Wednesday, August 27, 2014

Holy and Perishable

For over six years, my altar's been falling apart.

It was a ruin when I first adopted it--a 60's-style backyard brick hearth, long disused, cracks already opening in the mortar. I swept it clean and filled it with votive candles and incense the night of Summer Solstice. My neighbours have year after year remained quietly tolerant that every morning I ring a bell and kneel in front of an eyesore fifteen feet from their kitchen window.
Every summer, I've removed objects and added others, as I do to the indoor altar that becomes the focus of my practice September through May. This year, I've included no Christian symbolism, though every day I begin by crossing myself and reciting the formulas traditional to the monastic morning prayer of Lauds. Red, white, yellow, and black stones for the four directions surround a small Shiva Lingam. Behind that sits a small, corroded bronze Indonesian Buddha, missing an arm and part of its chest--a reminder of the transience of all things, including our understanding of the Friend who makes our lives possible and gives them meaning.
Tibetan Buddhist monks proclaim this lesson of transience by spending weeks constructing mandalas of coloured sand--which they then sweep back into chaos and pour into moving water.
The collapse of my repurposed shrine continues. Yesterday morning as I knelt,  a cluster of bricks had skewed loose from the wall, wobbling under my touch. They're going nowhere for the moment, but the frosts and thaws of the coming winter will take their toll. The floor of the main chamber is already one course shorter than when I first consecrated it. The lower chamber, once the firepit, holds a compost of undisturbed garden detritus dedicated to the Goddess's endless cycle of generation, decay, and rebirth. Eventually, everything above that I've prayed over and venerated will collapse into it.
When it does, I will take it as an invitation to give thanks for the lesson and to look for the Sacred in another corner of the garden.

Monday, August 18, 2014

Jonathan's Circle

“When David had finished speaking to Saul, the soul of Jonathan was bound to the soul of David, and Jonathan loved him as his own soul.  Then Jonathan made a covenant with David, because he loved him as his own soul.  Jonathan stripped himself of the robe that he was wearing, and gave it to David, and his armor, and even his sword and his bow and his belt.”   — I Samuel 18: 1, 3-4  NRSV

The story of David and Jonathan is one of the slim list of relationships in the Bible that give queer people a chance to see themselves reflected in the sacred scriptures of the West.  (Nehirim, the lgbtq Jewish spirituality group, has printed "Jonathan+David" and "Ruth+Naomi" bumper stickers!) But you don't have to go as far as reading erotic love into the story of David and Jonathan's iconic bond to register the undefended tenderness that passes between them.
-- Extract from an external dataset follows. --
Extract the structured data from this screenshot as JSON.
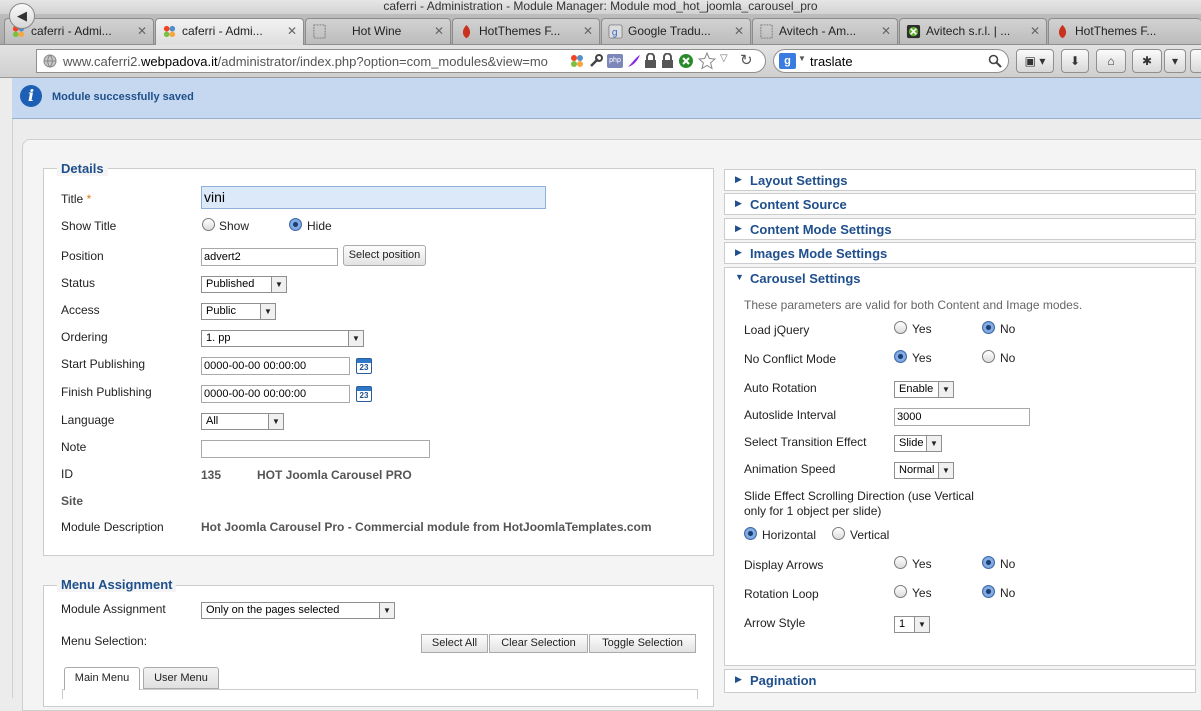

Amidst the militaristic retinue of Jonathan's father King Saul, who's already shown the first signs of paranoid tyranny, Jonathan takes the risk of handing over to David, the beautiful young shepherd who has won the king's favor, not only the garment that marks him as the king's heir but even his means of defense: he takes off his armor and hands it over.
The moment when Jonathan strips off his protection, and meets another man face to face and heart to heart, is the inspiration for a new initiative to bring men together at the place where their sexuality and their spirituality converge--a place where most of us feel, or have felt, apprehension, shame, misunderstanding, danger, and confusion, in a dominant culture that puts a Berlin Wall between sex and spirit, without genuinely respecting or honoring either. Frank Dunn, an Episcopal priest and counsellor in Washington, DC, has announced the formation of an innovative take on men's consciousness-raising groups like those that blossomed a generation ago out of a Men's Movement that never completely fulfilled its potential.
 Dunn's proposal is for something more focused and more fundamental than many of those groups of the 1980's and early 90's ever achieved. He's encouraging an open, undefended sharing of the links between participants' individual sexual practices and their spiritual journeys.
Imagine digging deeper into your pride and your insecurities about life in your amazing and not-so-perfect male body. Imagine digging deeper into what moves and excites you sexually in order to understand how those longings and pleasures are connected to your relationship to the Sacred. Imagine feeling safe to do that out loud, in a circle of men whose experiences might be similar to yours--but also may well turn out to be radically different .  Imagine being surprised by what you hear. Imagine being open to expanded perspectives. Imagine looking at your own view of the world from outside of yourself, as it's reflected back to you by other participants, with wisdom and compassion. Imagine doing all this not just in heady conversation, but dropping down into your body, by group consensus through yoga, meditation, movement, massage, structured erotic exchange, breathwork, chant, co-created ritual, any or all of the above.